Covington Kelsie, McCreedy Evan S, Chen Min, Carass Aaron, Aucoin Nicole, Landman Bennett A
Vanderbilt University, Department of Electrical Engineering, Nashville, TN 37215 USA.
Annu ORNL Biomed Sci Eng Cent Conf. 2010 May 25;2010:1-4. doi: 10.1109/BSEC.2010.5510850.
Clinical research with medical imaging typically involves large-scale data analysis with interdependent software toolsets tied together in a processing workflow. Numerous, complementary platforms are available, but these are not readily compatible in terms of workflows or data formats. Both image scientists and clinical investigators could benefit from using the framework which is a most natural fit to the specific problem at hand, but pragmatic choices often dictate that a compromise platform is used for collaboration. Manual merging of platforms through carefully tuned scripts has been effective, but exceptionally time consuming and is not feasible for large-scale integration efforts. Hence, the benefits of innovation are constrained by platform dependence. Removing this constraint via integration of algorithms from one framework into another is the focus of this work. We propose and demonstrate a light-weight interface system to expose parameters across platforms and provide seamless integration. In this initial effort, we focus on four platforms Medical Image Analysis and Visualization (MIPAV), Java Image Science Toolkit (JIST), command line tools, and 3D Slicer. We explore three case studies: (1) providing a system for MIPAV to expose internal algorithms and utilize these algorithms within JIST, (2) exposing JIST modules through self-documenting command line interface for inclusion in scripting environments, and (3) detecting and using JIST modules in 3D Slicer. We review the challenges and opportunities for light-weight software integration both within development language (e.g., Java in MIPAV and JIST) and across languages (e.g., C/C++ in 3D Slicer and shell in command line tools).
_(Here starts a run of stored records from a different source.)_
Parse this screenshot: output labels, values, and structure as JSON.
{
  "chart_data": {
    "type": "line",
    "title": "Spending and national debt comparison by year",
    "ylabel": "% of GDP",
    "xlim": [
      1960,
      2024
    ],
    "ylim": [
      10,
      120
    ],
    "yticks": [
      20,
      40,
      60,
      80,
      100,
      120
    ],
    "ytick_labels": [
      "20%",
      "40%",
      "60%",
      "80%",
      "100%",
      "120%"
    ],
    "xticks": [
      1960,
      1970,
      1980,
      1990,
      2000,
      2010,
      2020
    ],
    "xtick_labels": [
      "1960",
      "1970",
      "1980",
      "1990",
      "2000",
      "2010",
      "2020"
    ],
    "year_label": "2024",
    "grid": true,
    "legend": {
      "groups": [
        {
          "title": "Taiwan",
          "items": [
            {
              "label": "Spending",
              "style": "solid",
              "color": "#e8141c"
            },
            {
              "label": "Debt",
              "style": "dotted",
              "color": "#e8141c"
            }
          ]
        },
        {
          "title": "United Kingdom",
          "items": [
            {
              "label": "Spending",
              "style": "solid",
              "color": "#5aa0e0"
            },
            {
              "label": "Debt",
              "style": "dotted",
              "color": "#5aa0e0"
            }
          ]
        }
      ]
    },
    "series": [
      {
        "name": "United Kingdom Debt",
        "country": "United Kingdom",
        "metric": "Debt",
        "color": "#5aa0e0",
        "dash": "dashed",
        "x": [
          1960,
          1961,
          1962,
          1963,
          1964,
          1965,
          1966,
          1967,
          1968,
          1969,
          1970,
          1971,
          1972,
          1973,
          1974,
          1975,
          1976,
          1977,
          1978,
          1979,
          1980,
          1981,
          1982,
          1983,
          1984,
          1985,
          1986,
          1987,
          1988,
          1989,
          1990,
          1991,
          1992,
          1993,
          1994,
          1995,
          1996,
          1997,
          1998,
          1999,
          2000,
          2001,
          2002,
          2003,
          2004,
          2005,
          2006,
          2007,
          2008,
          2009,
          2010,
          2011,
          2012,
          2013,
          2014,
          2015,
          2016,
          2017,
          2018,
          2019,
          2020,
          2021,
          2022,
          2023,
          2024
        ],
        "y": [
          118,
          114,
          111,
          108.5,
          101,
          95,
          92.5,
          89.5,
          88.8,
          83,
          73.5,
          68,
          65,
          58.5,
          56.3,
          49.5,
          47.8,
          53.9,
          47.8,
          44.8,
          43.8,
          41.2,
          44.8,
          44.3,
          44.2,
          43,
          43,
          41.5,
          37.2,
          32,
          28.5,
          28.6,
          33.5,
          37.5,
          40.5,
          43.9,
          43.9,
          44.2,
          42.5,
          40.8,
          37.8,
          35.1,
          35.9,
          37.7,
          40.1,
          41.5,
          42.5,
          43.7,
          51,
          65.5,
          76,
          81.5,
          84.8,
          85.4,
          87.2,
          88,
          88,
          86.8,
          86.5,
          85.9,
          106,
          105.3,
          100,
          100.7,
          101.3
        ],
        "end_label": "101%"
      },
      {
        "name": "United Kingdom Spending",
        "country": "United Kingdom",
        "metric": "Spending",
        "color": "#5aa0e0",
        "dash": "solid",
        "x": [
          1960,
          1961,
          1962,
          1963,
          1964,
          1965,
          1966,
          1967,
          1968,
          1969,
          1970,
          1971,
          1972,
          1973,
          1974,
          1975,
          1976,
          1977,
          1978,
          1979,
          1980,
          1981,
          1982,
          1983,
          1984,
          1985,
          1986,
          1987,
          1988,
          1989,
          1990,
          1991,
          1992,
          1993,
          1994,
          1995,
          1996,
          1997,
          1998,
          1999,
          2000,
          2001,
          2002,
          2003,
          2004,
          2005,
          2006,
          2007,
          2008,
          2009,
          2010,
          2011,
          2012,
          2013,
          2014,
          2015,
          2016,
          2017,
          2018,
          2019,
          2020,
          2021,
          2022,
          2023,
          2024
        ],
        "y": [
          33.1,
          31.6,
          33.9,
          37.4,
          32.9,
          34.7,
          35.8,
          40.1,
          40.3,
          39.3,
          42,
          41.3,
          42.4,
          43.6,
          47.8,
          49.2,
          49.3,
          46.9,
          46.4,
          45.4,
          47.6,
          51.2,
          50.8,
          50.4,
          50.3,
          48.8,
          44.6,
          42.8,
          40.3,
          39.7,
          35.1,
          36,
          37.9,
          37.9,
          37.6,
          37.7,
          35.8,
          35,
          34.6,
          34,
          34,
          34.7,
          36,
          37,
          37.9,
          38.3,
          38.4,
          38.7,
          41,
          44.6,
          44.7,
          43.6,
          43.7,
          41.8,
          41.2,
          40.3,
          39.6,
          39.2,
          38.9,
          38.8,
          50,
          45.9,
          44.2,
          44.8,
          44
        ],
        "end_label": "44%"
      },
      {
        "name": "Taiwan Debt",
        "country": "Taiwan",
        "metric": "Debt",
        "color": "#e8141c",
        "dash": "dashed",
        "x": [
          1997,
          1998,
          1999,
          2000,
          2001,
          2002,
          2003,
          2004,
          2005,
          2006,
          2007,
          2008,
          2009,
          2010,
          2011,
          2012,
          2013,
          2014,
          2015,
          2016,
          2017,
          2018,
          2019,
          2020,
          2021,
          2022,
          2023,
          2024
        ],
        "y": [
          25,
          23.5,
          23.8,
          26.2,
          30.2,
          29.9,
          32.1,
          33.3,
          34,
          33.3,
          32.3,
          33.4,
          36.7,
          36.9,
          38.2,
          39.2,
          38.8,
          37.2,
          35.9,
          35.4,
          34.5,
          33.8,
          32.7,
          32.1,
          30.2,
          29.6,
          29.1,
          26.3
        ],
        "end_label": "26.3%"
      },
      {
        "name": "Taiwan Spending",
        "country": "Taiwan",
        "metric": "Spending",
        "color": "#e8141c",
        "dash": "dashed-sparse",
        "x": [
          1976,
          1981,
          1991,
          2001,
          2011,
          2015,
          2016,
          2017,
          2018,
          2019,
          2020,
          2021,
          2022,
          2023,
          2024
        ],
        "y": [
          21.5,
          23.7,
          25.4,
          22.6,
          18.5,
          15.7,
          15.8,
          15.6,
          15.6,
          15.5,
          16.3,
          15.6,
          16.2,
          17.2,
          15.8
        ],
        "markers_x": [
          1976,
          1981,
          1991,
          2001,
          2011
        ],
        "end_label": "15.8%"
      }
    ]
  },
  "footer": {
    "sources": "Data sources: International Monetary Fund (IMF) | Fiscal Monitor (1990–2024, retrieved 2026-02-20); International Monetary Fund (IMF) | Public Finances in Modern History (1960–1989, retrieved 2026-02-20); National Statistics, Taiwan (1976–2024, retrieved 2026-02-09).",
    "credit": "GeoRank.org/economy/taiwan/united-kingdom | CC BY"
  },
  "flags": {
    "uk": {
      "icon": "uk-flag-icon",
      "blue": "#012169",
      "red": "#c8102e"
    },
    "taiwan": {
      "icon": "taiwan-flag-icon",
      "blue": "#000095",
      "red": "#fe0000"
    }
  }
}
医学成像的临床研究通常涉及大规模数据分析,在处理工作流程中相互关联的软件工具集紧密相连。有许多互补的平台可供使用,但这些平台在工作流程或数据格式方面并不容易兼容。图像科学家和临床研究人员都可以从使用最适合手头特定问题的框架中受益,但实际选择往往决定使用折中的平台进行协作。通过精心调整的脚本手动合并平台是有效的,但异常耗时,对于大规模集成工作来说并不可行。因此,创新的好处受到平台依赖性的限制。通过将一个框架中的算法集成到另一个框架中来消除这种限制是这项工作的重点。我们提出并演示了一个轻量级接口系统,以跨平台公开参数并提供无缝集成。在这项初步工作中,我们专注于四个平台:医学图像分析与可视化(MIPAV)、Java图像科学工具包(JIST)、命令行工具和3D Slicer。我们探索了三个案例研究:(1)为MIPAV提供一个系统,以公开其内部算法并在JIST中使用这些算法;(2)通过自记录命令行界面公开JIST模块,以便包含在脚本环境中;(3)在3D Slicer中检测并使用JIST模块。我们回顾了在开发语言(例如,MIPAV和JIST中的Java)内部以及跨语言(例如,3D Slicer中的C/C++和命令行工具中的shell)进行轻量级软件集成的挑战和机遇。